We have also been building a system that consists of solvers for various standard combinatorial problems, in the hope of providing a general engine for many types of combinatorial problems abundant in the real world. The system is an outcome of the observations in the algorithm and complexity theories that
* a single solver (e.g., integer programming) cannot handle all combinatorial problems, but on the other hand,
* algorithms based on metaheuristics (e.g., local search, iterated local search, tabu search and genetic algorithms) can be efficient and robust enough to solve appropriately defined standard problems.
In this approach, the choice of standard problems is very important. So far we developed metaheuristic algorithms for
* constraint satisfaction problem (CSP)
* resource constrained project scheduling problem (RCPSP)
* vehicle routing problem (VRP)
* 2-dimensional rectangle packing problem (2PP)
* generalized assignment problem (GAP)
* set covering problem (SCP)
* maximum satisfiability problem (MAXSAT)
Each of these standard problems is very general, and furthermore it can admit additional side constraints and secondary objective functions.
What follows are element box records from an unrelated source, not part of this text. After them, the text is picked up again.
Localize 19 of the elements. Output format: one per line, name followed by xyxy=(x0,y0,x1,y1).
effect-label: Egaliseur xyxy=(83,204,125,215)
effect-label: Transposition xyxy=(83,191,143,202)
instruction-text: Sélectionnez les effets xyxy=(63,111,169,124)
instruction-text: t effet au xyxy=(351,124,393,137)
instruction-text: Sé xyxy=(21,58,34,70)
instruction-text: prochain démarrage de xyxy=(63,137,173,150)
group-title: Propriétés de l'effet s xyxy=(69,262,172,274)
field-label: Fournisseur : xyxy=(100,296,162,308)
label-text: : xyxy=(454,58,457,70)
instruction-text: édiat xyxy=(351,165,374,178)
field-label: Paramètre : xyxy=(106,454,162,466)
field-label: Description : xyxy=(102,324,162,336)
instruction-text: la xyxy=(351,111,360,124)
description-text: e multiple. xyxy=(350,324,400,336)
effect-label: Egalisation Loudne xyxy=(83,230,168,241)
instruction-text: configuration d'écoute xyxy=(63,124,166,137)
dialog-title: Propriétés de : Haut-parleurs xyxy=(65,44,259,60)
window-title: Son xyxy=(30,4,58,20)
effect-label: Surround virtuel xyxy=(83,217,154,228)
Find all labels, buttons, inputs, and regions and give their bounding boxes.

Nevertheless, the algorithms are made efficient by exploiting special structures of such standard problems.
The system is still under development, but has been successfully applied to various real world problems such as production scheduling in factories, work force scheduling, and routing problems of ships and vehicles.
Bio
Toshihide Ibaraki received the B.E., M.E., and Ph. D. degrees in Engineering from Kyoto University, in 1963, 1965 and 1970, respectively. Since 1969, he has been with the Department of Applied Mathematics and Physics, Graduate School of Informatics, Kyoto University, except for two and a half years from 1983 to 1985, during which time he was with Department of Computer and Information Sciences, Toyohashi University of Technology. Currently, he is a professor of Kyoto University. From April 2001 to March 2003, he was the dean of Graduate School of Informatics, Kyoto University.
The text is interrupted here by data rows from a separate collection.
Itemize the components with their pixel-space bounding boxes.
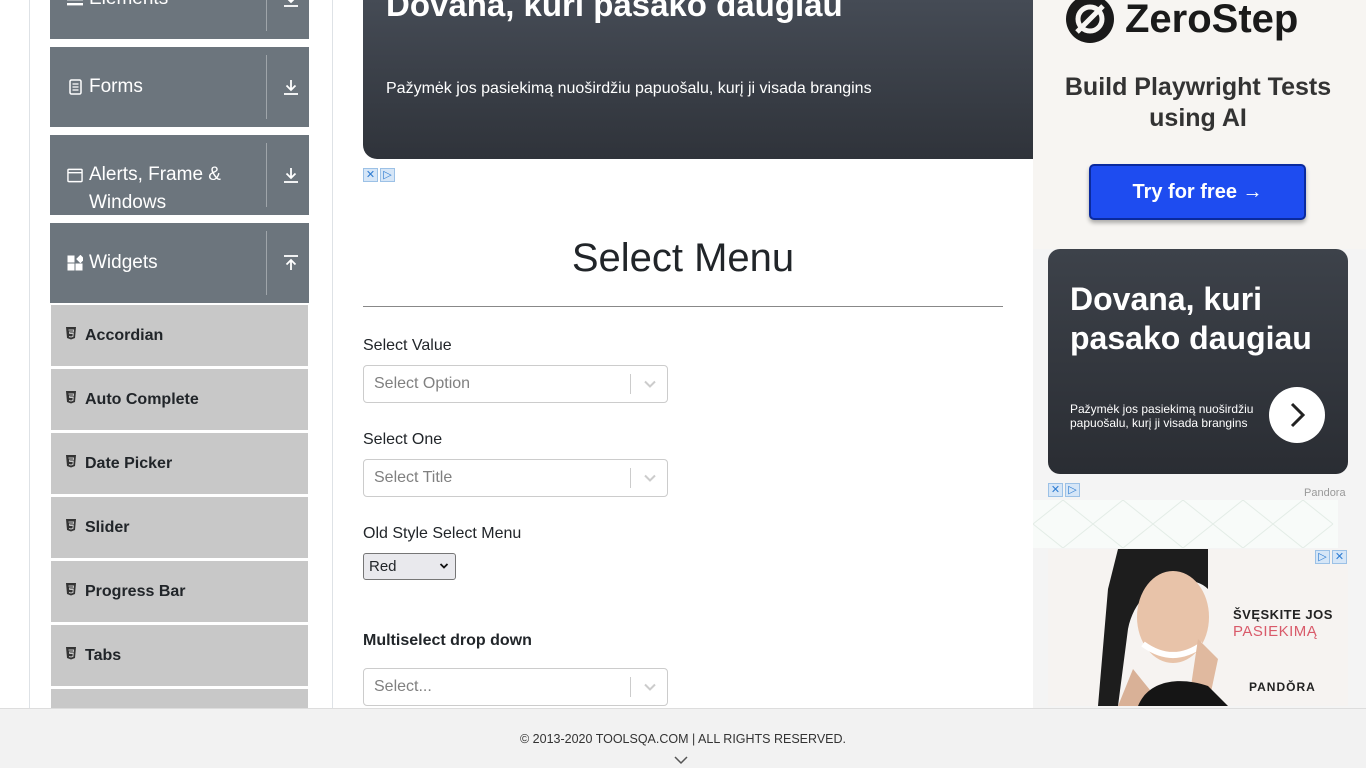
indicator-separator: [630, 677, 631, 697]
zerostep-logo-icon: [1066, 0, 1114, 43]
title-divider: [363, 306, 1003, 307]
photo-ad-line2: PASIEKIMĄ: [1233, 623, 1318, 640]
download-icon[interactable]: [281, 0, 301, 39]
group-divider: [266, 55, 267, 119]
sidebar-item-label: Date Picker: [85, 454, 173, 472]
group-divider: [266, 143, 267, 207]
pandora-logo: PANDŎRA: [1249, 680, 1316, 694]
sidebar-group-label: Elements: [89, 0, 259, 13]
select-one-dropdown[interactable]: Select Title: [363, 459, 668, 497]
adchoices-icon[interactable]: ▷: [1065, 483, 1080, 497]
chevron-down-icon: [439, 563, 449, 569]
banner-ad[interactable]: Dovana, kuri pasako daugiau Pažymėk jos …: [363, 0, 1033, 159]
adchoices-icon[interactable]: ▷: [1315, 550, 1330, 564]
footer: © 2013-2020 TOOLSQA.COM | ALL RIGHTS RES…: [0, 708, 1366, 768]
close-icon[interactable]: ✕: [363, 168, 378, 182]
old-style-select[interactable]: Red: [363, 553, 456, 580]
pandora-card-ad[interactable]: Dovana, kuri pasako daugiau Pažymėk jos …: [1048, 249, 1348, 474]
select-value-label: Select Value: [363, 337, 452, 354]
adchoices-icon[interactable]: ▷: [380, 168, 395, 182]
chevron-down-icon[interactable]: [640, 679, 660, 695]
ad-choices[interactable]: ▷ ✕: [1315, 550, 1347, 564]
chevron-right-icon: [1290, 402, 1306, 428]
banner-subtitle: Pažymėk jos pasiekimą nuoširdžiu papuoša…: [386, 80, 872, 97]
html5-icon: [66, 646, 76, 659]
widgets-icon: [67, 255, 83, 271]
ad-column: ZeroStep Build Playwright Tests using AI…: [1033, 0, 1366, 708]
ad-pattern-strip: [1033, 499, 1338, 549]
photo-ad-line1: ŠVĘSKITE JOS: [1233, 607, 1333, 622]
sidebar-item-slider[interactable]: Slider: [51, 497, 308, 558]
pandora-ad-label: Pandora: [1304, 487, 1346, 499]
html5-icon: [66, 518, 76, 531]
html5-icon: [66, 454, 76, 467]
document-icon: [67, 79, 83, 95]
banner-title: Dovana, kuri pasako daugiau: [386, 0, 843, 23]
download-icon[interactable]: [281, 135, 301, 215]
sidebar-group-alerts[interactable]: Alerts, Frame & Windows: [50, 135, 309, 215]
footer-copyright: © 2013-2020 TOOLSQA.COM | ALL RIGHTS RES…: [519, 732, 846, 746]
sidebar-border: [332, 0, 333, 708]
sidebar-group-widgets[interactable]: Widgets: [50, 223, 309, 303]
sidebar-group-forms[interactable]: Forms: [50, 47, 309, 127]
try-for-free-button[interactable]: Try for free →: [1089, 164, 1306, 220]
group-divider: [266, 0, 267, 31]
html5-icon: [66, 582, 76, 595]
sidebar-item-accordian[interactable]: Accordian: [51, 305, 308, 366]
sidebar-group-label: Widgets: [89, 252, 158, 273]
sidebar-group-label: Forms: [89, 76, 143, 97]
html5-icon: [66, 390, 76, 403]
chevron-down-icon[interactable]: [640, 376, 660, 392]
sidebar-item-next[interactable]: [51, 689, 308, 708]
sidebar-item-date-picker[interactable]: Date Picker: [51, 433, 308, 494]
sidebar-group-elements[interactable]: Elements: [50, 0, 309, 39]
ad-choices[interactable]: ✕ ▷: [1048, 483, 1080, 497]
select-one-label: Select One: [363, 431, 443, 448]
zerostep-logo: ZeroStep: [1063, 0, 1298, 46]
pandora-card-subtitle: Pažymėk jos pasiekimą nuoširdžiu papuoša…: [1070, 402, 1254, 430]
download-icon[interactable]: [281, 47, 301, 127]
select-value-dropdown[interactable]: Select Option: [363, 365, 668, 403]
upload-icon[interactable]: [281, 223, 301, 303]
pandora-card-title: Dovana, kuri pasako daugiau: [1070, 281, 1312, 356]
zerostep-headline: Build Playwright Tests using AI: [1064, 73, 1332, 132]
menu-icon: [67, 0, 83, 7]
ad-choices[interactable]: ✕ ▷: [363, 168, 395, 182]
sidebar-item-auto-complete[interactable]: Auto Complete: [51, 369, 308, 430]
sidebar-item-label: Slider: [85, 518, 130, 536]
sidebar-item-progress-bar[interactable]: Progress Bar: [51, 561, 308, 622]
sidebar-group-label: Alerts, Frame & Windows: [89, 164, 221, 213]
select-one-placeholder: Select Title: [374, 469, 453, 486]
close-icon[interactable]: ✕: [1332, 550, 1347, 564]
chevron-down-icon[interactable]: [673, 755, 689, 765]
old-style-select-label: Old Style Select Menu: [363, 525, 522, 542]
close-icon[interactable]: ✕: [1048, 483, 1063, 497]
html5-icon: [66, 326, 76, 339]
indicator-separator: [630, 374, 631, 394]
multiselect-placeholder: Select...: [374, 678, 432, 695]
zerostep-ad[interactable]: ZeroStep Build Playwright Tests using AI…: [1033, 0, 1366, 249]
sidebar-item-label: Auto Complete: [85, 390, 199, 408]
sidebar-item-label: Progress Bar: [85, 582, 186, 600]
left-border: [29, 0, 30, 708]
multiselect-dropdown[interactable]: Select...: [363, 668, 668, 706]
page-title: Select Menu: [571, 236, 795, 280]
sidebar-item-label: Tabs: [85, 646, 122, 664]
indicator-separator: [630, 468, 631, 488]
model-photo: [1098, 549, 1228, 706]
chevron-down-icon[interactable]: [640, 470, 660, 486]
zerostep-brand: ZeroStep: [1125, 0, 1299, 41]
window-icon: [67, 167, 83, 183]
select-value-placeholder: Select Option: [374, 375, 471, 392]
multiselect-label: Multiselect drop down: [363, 632, 532, 649]
sidebar-item-tabs[interactable]: Tabs: [51, 625, 308, 686]
group-divider: [266, 231, 267, 295]
chevron-right-button[interactable]: [1269, 387, 1325, 443]
old-style-select-value: Red: [369, 558, 397, 575]
pandora-photo-ad[interactable]: ŠVĘSKITE JOS PASIEKIMĄ PANDŎRA ▷ ✕: [1048, 549, 1348, 706]
sidebar: Elements Forms Alerts, Frame & Windows W…: [50, 0, 309, 708]
sidebar-item-label: Accordian: [85, 326, 164, 344]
He has held a number of visiting appointments with University of Illinois, University of Waterloo, Simon Fraser University, Rutgers University, University of Canterbury and others. He is the author of “Enumerative Approaches to Combinatorial Optimization”, Baltzer AG., a coauthor of “Resource Allocation Problems: Algorithmic Approaches”, MIT Press, and the author of several books in Japanese. His interest includes algorithms, optimization, computational complexity and their applications.